Phasor diagram of L- Load
P = VI Cos (90) = 0
PF = Cos (90) = 0
Thus power factor of the pure inductive circuit is zero.
Capacitive load: In the case of capacitive loads, the capacitance does not allow the sudden change in voltage. Thus, the current leads the capacitor voltage. The power factor in such circuits is the leading power factor.
Phasor diagram of C - Load
P = VI Cos(-90) = 0
PF = Cos(-90) = 0
Thus power factor of the pure capacitive circuit is zero.
Similarly power factor can be calculated for different types of loads viz., RL, RC, LC, RLC.
Importance of power factor:
Power factor is very crucial for economic operation and quality transmission of the power system. The current required to deliver the same power increases with a decrease in power factor. For example, Pure resistive load (unity PF) of 50A becomes 100A for a power factor of 0.5 (for same load and voltage).
Poor factor indicates the inefficient usage of available power
Low power factor results in increased cross-section and thus the equipment size.
Reduction in the amount of available useful power.
Lower power factor causes heat damage to insulation and other equipment.
Hence greater the power factor, the higher the efficiency, the lower the losses, and the lower the operating cost. Every utility aims for a higher power factor since higher efficiency indicates better utilization of generating and transmission systems.
Greater power factor also indicates lower current -> lesser cross-section -> lesser resistance -> lesser I^2R losses and thus indicates long-lasting equipment with low operating cost and high efficiency.
Power factor correction:
To overcome all the above-mentioned issues, it is very important to correct the power factor (i.e., making sure that the power factor is closer to unity, usually greater than 0.95).
Linear loads such as induction motors and transformers with low power factors can make use of passive components such as capacitors or inductors.

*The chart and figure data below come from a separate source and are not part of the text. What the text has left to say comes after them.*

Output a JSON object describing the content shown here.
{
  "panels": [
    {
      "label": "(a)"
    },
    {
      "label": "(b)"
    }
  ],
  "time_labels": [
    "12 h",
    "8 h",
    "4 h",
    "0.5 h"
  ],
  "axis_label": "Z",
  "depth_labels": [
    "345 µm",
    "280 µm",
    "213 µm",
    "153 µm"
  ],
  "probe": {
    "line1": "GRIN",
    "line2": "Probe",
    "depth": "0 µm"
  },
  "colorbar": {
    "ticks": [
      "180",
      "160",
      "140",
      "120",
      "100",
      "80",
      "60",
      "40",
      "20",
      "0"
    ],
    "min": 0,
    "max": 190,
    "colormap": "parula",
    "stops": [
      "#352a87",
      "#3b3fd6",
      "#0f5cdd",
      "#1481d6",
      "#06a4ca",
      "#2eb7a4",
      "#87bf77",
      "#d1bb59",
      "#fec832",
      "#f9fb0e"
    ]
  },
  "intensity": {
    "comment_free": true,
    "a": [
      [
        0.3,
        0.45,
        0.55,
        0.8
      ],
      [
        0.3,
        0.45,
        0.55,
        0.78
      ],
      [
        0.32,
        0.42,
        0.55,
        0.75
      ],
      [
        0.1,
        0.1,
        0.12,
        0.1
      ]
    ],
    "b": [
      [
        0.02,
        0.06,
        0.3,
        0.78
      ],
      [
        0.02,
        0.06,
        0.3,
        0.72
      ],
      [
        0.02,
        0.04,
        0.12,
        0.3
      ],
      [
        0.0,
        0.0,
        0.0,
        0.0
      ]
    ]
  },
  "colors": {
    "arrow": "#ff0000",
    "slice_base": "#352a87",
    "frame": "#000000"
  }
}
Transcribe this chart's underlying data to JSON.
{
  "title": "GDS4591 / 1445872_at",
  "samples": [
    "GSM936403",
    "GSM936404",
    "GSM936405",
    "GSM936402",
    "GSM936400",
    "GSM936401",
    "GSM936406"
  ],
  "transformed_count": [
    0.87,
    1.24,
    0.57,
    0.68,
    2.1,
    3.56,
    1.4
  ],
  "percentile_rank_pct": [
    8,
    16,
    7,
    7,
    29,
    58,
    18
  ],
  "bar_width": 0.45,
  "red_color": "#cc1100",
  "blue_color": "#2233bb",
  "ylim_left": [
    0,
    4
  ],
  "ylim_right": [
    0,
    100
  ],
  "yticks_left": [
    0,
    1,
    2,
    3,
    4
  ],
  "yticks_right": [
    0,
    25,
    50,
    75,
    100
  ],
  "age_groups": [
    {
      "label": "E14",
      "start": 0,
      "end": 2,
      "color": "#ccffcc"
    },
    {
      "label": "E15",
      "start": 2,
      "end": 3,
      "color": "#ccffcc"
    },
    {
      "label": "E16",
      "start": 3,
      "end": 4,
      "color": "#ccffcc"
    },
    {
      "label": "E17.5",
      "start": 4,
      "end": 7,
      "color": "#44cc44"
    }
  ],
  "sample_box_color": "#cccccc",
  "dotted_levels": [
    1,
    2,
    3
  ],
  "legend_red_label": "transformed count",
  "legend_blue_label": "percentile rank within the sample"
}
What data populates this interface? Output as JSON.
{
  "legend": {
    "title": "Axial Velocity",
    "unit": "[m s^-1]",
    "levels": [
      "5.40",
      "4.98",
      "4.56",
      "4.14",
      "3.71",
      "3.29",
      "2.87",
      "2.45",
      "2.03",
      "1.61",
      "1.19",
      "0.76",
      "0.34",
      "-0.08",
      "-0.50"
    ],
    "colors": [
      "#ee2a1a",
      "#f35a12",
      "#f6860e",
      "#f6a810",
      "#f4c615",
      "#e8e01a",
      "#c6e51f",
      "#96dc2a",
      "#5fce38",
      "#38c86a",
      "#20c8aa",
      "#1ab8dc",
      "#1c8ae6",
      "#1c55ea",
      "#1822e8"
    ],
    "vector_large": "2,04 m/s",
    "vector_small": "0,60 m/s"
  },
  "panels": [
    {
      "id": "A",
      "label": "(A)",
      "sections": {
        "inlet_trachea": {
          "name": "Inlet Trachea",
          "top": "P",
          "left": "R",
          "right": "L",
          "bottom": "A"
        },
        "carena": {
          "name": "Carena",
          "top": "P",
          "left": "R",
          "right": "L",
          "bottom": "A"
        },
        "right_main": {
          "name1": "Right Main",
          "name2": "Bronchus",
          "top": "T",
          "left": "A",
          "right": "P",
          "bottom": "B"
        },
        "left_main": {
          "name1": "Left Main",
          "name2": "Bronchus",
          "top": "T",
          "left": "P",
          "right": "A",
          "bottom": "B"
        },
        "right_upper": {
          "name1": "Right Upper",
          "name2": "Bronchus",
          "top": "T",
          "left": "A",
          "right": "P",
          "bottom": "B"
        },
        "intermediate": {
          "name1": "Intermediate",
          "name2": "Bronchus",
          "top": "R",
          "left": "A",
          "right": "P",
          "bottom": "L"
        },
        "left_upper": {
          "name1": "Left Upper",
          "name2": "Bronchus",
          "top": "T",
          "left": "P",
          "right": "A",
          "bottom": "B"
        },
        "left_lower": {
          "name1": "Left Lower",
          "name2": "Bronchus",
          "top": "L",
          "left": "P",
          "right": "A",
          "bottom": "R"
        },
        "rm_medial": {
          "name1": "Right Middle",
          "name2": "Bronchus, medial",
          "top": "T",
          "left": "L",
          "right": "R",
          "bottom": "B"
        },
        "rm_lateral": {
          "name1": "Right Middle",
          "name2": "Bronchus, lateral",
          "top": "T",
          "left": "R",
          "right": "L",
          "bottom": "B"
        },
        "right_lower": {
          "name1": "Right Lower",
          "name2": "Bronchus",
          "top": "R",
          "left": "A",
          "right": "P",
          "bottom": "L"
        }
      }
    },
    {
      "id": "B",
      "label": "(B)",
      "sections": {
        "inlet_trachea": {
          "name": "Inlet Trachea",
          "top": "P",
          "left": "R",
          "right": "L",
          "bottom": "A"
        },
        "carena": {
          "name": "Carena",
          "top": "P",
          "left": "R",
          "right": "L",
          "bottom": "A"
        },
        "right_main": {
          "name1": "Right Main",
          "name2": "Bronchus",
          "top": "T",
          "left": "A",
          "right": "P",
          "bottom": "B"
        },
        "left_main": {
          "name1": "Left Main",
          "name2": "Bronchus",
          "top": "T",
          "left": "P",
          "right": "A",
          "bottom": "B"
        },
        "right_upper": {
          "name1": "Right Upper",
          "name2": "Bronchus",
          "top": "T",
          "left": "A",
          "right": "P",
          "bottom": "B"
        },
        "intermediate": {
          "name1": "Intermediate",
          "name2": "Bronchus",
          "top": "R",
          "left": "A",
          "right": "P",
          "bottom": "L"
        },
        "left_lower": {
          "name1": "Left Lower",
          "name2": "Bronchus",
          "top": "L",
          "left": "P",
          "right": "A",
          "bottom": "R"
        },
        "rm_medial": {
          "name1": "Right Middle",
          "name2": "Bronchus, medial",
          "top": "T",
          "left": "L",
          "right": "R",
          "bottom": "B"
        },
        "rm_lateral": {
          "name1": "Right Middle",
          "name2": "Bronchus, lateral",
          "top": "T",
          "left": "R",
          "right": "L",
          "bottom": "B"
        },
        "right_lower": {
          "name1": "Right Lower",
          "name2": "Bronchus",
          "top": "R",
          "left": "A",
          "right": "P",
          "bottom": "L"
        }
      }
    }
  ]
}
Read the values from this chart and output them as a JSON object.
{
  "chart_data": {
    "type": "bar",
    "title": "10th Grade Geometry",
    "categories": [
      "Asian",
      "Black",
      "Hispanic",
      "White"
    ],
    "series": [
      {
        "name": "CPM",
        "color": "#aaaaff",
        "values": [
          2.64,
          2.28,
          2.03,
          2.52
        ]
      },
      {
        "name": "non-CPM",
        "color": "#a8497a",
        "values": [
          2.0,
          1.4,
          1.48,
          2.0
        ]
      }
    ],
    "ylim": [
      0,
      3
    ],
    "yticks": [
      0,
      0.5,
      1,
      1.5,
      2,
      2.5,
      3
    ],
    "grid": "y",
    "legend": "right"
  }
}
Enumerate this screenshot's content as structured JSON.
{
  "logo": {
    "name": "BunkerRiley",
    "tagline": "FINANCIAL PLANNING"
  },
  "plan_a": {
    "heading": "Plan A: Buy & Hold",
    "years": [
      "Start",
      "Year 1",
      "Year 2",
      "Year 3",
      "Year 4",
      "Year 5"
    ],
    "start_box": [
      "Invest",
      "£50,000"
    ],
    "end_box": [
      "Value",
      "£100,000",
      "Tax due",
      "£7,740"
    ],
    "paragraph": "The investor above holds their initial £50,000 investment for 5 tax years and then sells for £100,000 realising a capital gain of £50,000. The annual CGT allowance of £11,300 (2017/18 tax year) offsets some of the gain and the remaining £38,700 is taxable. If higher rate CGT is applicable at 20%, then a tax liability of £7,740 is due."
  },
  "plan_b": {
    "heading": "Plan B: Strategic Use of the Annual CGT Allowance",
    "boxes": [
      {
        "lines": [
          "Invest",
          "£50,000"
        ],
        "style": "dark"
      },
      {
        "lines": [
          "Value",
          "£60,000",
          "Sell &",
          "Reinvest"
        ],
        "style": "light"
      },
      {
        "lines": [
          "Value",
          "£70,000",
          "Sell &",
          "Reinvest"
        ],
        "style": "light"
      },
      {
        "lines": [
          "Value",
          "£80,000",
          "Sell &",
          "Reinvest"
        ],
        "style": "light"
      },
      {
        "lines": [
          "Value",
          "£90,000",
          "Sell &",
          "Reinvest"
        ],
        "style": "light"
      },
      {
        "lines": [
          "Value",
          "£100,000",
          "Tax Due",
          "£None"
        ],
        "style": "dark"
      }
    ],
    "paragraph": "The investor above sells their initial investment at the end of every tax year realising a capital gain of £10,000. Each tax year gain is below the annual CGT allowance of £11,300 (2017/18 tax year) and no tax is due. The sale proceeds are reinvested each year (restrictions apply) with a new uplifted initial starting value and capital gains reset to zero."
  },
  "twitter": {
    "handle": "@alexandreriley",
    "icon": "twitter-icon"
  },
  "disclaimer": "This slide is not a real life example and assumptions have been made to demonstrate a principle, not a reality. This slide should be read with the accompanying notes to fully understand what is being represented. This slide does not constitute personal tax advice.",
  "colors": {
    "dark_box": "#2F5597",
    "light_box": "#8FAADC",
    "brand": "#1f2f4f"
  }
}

Non-linear loads such as arc furnaces and rectifiers distort the current drawn from the system. In such cases, active or passive power factor correction can be used to counteract the distortion and raise the power factor.
A higher power factor is often desirable since it improves the voltage regulation at the load. The apparent power can be reduced by installing reactive elements which supply or absorb reactive power near the load. For example, the inductive effect of motors can be diluted by installing capacitor banks and vice versa.
Benefits of power factor correction:
Voltage regulation is improved.
I^2R losses are reduced. which will increase the life span of insulation and other components.
Electricity charges are reduced.
Rating of the cables is reduced.
Voltage dip problems are minimized.
Reactive power penalties paid by industries for operating with lower power factors will be reduced.